Okula geç kalmamak için hızlıca hazırlandıktan sonra kahvaltımı yapıp evden çıktım. Neyseki arabam vardı ve geç kalma ihtimalimi en aza indiriyordum. Üniversite de evimize çok uzak sayılmazdı; aralarında yarım saat kadar mesafe vardı. Beyazın huzurlu yanı bana eşlik ederken yolculuk yapmak hoşuma gidiyordu. Bugün de üç haftadır yaptığım gibi arabamı otoparka park ettim ve sınava gireceğim sınıfa kadar yürüdüm. Attığım her adımda etrafımda tanımadığım bir sürü yüz görüyordum. Benim tanımadığım çoğu insan beni tanıyor ve parmakla gösteriyordu. Açıkçası bu durumdan hiç hoşnut değildim. Hiçbir zaman, hayatımın hiçbir evresinde 'o kız' olmak istememiştim. Ama malesef Kanada'nın en prestijli üniversitesinden gelip burada doğrudan üçüncü sınıfa başladığım için herkesin dilindeydim."İşte bu bize bahsettikleri kız. Hani şu Kanada'dan gelen ve direk üçüncü sınıfa başlayan. Eh, aynı zamanda üniversitenin kurucusunun torunu. Torpilli tabi."
"Bunun bir de kardeşi vardı, o ne oldu? O da moda tasarımı okuyor diye duymuştum. Kanada'da bir butiği bile varmış."
"O kız hafta başından beri ortalarda yok. Sınavlara da gelmiyor. Haklı kız, üniversite benim olsa ben de hiç gelmem."

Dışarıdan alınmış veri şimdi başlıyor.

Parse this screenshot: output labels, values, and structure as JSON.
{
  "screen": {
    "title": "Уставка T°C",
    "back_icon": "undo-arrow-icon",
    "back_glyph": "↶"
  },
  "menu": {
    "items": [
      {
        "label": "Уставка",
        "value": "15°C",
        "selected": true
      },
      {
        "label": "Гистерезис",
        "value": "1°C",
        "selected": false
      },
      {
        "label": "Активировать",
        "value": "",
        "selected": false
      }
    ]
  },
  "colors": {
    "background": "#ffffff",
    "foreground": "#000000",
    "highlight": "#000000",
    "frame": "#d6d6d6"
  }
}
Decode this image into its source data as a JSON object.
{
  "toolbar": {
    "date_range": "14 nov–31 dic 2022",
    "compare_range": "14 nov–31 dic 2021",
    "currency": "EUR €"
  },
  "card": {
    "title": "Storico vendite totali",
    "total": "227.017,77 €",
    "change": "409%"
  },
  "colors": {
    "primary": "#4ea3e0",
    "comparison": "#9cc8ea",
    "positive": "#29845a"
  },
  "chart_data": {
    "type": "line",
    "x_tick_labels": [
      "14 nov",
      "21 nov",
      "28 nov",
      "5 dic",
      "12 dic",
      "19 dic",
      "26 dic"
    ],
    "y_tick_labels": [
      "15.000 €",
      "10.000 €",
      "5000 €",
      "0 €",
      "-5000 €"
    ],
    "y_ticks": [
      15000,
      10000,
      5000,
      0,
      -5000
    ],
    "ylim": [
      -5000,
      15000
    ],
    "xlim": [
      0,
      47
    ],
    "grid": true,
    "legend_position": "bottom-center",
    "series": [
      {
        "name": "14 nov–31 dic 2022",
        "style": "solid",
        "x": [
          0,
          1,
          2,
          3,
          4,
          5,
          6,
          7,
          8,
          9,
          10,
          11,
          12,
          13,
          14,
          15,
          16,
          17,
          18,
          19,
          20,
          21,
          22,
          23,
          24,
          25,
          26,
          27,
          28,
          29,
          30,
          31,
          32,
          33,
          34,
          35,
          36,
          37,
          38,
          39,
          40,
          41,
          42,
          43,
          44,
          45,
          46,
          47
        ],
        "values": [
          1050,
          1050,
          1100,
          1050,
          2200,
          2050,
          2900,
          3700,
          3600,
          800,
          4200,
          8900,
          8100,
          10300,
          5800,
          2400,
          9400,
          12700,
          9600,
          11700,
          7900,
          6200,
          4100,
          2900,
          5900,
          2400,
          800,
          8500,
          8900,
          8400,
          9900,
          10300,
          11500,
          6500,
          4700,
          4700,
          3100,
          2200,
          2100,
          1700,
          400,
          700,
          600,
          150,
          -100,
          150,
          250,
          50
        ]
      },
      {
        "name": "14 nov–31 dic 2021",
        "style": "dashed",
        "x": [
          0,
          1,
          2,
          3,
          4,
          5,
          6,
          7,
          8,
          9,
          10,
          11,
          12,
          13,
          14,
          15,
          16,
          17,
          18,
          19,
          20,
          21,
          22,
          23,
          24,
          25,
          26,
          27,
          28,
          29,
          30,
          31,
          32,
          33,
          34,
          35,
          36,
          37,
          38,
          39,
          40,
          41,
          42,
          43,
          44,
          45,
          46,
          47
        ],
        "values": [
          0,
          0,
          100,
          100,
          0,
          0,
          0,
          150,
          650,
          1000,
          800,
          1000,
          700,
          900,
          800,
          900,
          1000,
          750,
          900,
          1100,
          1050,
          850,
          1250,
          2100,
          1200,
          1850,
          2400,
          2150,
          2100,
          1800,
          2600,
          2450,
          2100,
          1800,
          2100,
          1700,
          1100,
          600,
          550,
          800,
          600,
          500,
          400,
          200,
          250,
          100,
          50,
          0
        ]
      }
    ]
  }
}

Tam da şu an olduğu gibi bitmek bilmeyen, ardı arkası kesilmeyen fısıldaşmalara şahit oluyordum. İnsanlar konuşuyordu ama kimse neler olup bittiğini tam olarak bilmiyordu. Bir şey hakkında yeterince bilgi sahibi olmadığın zaman atıp tutmak ne kadar da kolaydı. Bu insanlar benim geçmişimi bilmiyordu. Selin'in neden okula gelmediğini de kimse bilmiyordu. Tek yaptıkları konuşmaktı. Ve ben onları, onlara cevap verecek kadar bile önemsemiyordum. Aynı bölümde olduğum birkaç kişi dışında kimseyle gerçek bir iletişim kurmamıştım. Bugün de durup onlara laf anlatacağım bir gün değildi. Sadece sınava girmek ve eve dönüp akşama kadar uyumak istiyordum.